The International Monetary Fund, the multi-lateral lender that helps countries in financial distress, says it is lending $3 billion to Brazil as part of its effort to contain the latest debt crisis in Latin America. The IMF plans to extend emergency loans to Argentina as well.
Argentina this week reportedly made a $124 million debt payment to several international creditors, including the IMF. With presidential elections looming, Argentina is scrambling to reactivate an economy hammered by last year's currency devaluation and default on debt payments. IMF spokesman Tom Dawson says the IMF is ready to help once Argentina develops a credible budget plan.
"We recognize it continues to be a difficult situation [in Argentina]. They understand, I think, and you can ask them that we are truly trying to help them," he said. "And I hope we can work something out.

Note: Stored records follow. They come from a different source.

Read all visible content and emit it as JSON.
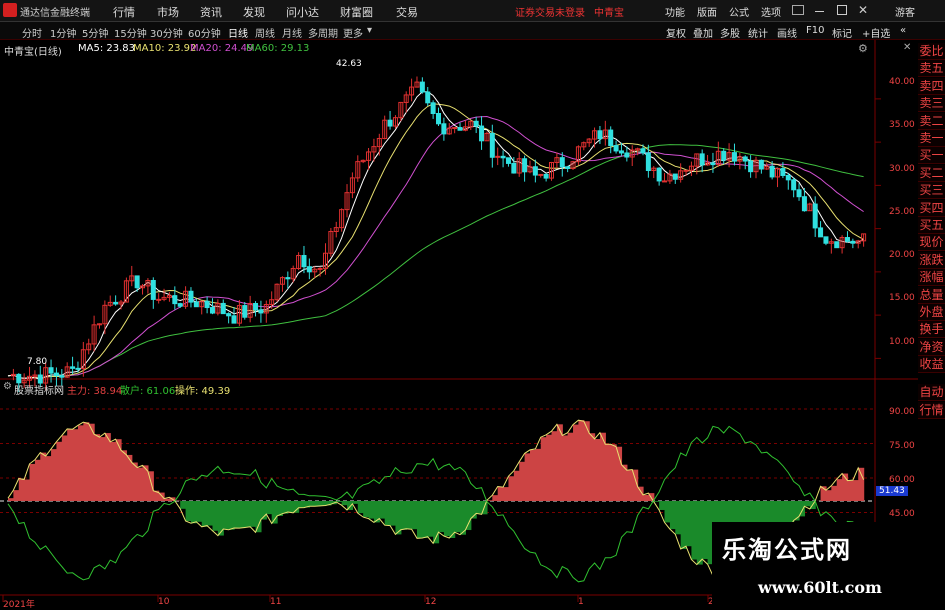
{
  "app": {
    "title": "通达信金融终端",
    "status": "证券交易未登录",
    "user_stock": "中青宝",
    "guest": "游客"
  },
  "menu": [
    "行情",
    "市场",
    "资讯",
    "发现",
    "问小达",
    "财富圈",
    "交易"
  ],
  "menu_right": [
    "功能",
    "版面",
    "公式",
    "选项"
  ],
  "timeframes": [
    "分时",
    "1分钟",
    "5分钟",
    "15分钟",
    "30分钟",
    "60分钟",
    "日线",
    "周线",
    "月线",
    "多周期",
    "更多"
  ],
  "timeframe_active": "日线",
  "toolbar_right": [
    "复权",
    "叠加",
    "多股",
    "统计",
    "画线",
    "F10",
    "标记",
    "+自选"
  ],
  "chart": {
    "name": "中青宝(日线)",
    "ma": [
      {
        "label": "MA5: 23.83",
        "color": "#ffffff"
      },
      {
        "label": "MA10: 23.92",
        "color": "#e8e070"
      },
      {
        "label": "MA20: 24.49",
        "color": "#d050d0"
      },
      {
        "label": "MA60: 29.13",
        "color": "#40c040"
      }
    ],
    "high_label": "42.63",
    "low_label": "7.80",
    "price_ticks": [
      "40.00",
      "35.00",
      "30.00",
      "25.00",
      "20.00",
      "15.00",
      "10.00"
    ]
  },
  "indicator": {
    "name": "股票指标网",
    "items": [
      {
        "label": "主力: 38.94",
        "color": "#e04040"
      },
      {
        "label": "散户: 61.06",
        "color": "#30c030"
      },
      {
        "label": "操作: 49.39",
        "color": "#e8e070"
      }
    ],
    "ticks": [
      "90.00",
      "75.00",
      "60.00",
      "45.00"
    ],
    "current": "51.43"
  },
  "date_labels": [
    "2021年",
    "10",
    "11",
    "12",
    "1",
    "2"
  ],
  "side_tabs": [
    "委比",
    "卖五",
    "卖四",
    "卖三",
    "卖二",
    "卖一",
    "买一",
    "买二",
    "买三",
    "买四",
    "买五",
    "现价",
    "涨跌",
    "涨幅",
    "总量",
    "外盘",
    "换手",
    "净资",
    "收益"
  ],
  "side_tabs_lower": [
    "自动",
    "行情"
  ],
  "watermark": {
    "title": "乐淘公式网",
    "url": "www.60lt.com"
  },
  "colors": {
    "up": "#e03030",
    "down": "#30e0e0",
    "bg": "#000000",
    "grid": "#7a0000"
  }
}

IMF shareholders, particularly the United States, the European Union countries and Japan, insist on assurances that Argentina will pay back any additional money it borrows.
On Thursday, the IMF disbursed $3 billion to Brazil, Latin America's biggest economy and largest debtor. Brazil's economy has endured a fall out from the Argentine crisis, the global economic slowdown, and uncertainty in the run up to October presidential elections won by a leftist populist who promised to boost government spending. Brazil's economy has stopped growing and very little growth is expected next year.
The IMF is also preparing emergency help for smaller Latin American economies like Uruguay and Ecuador.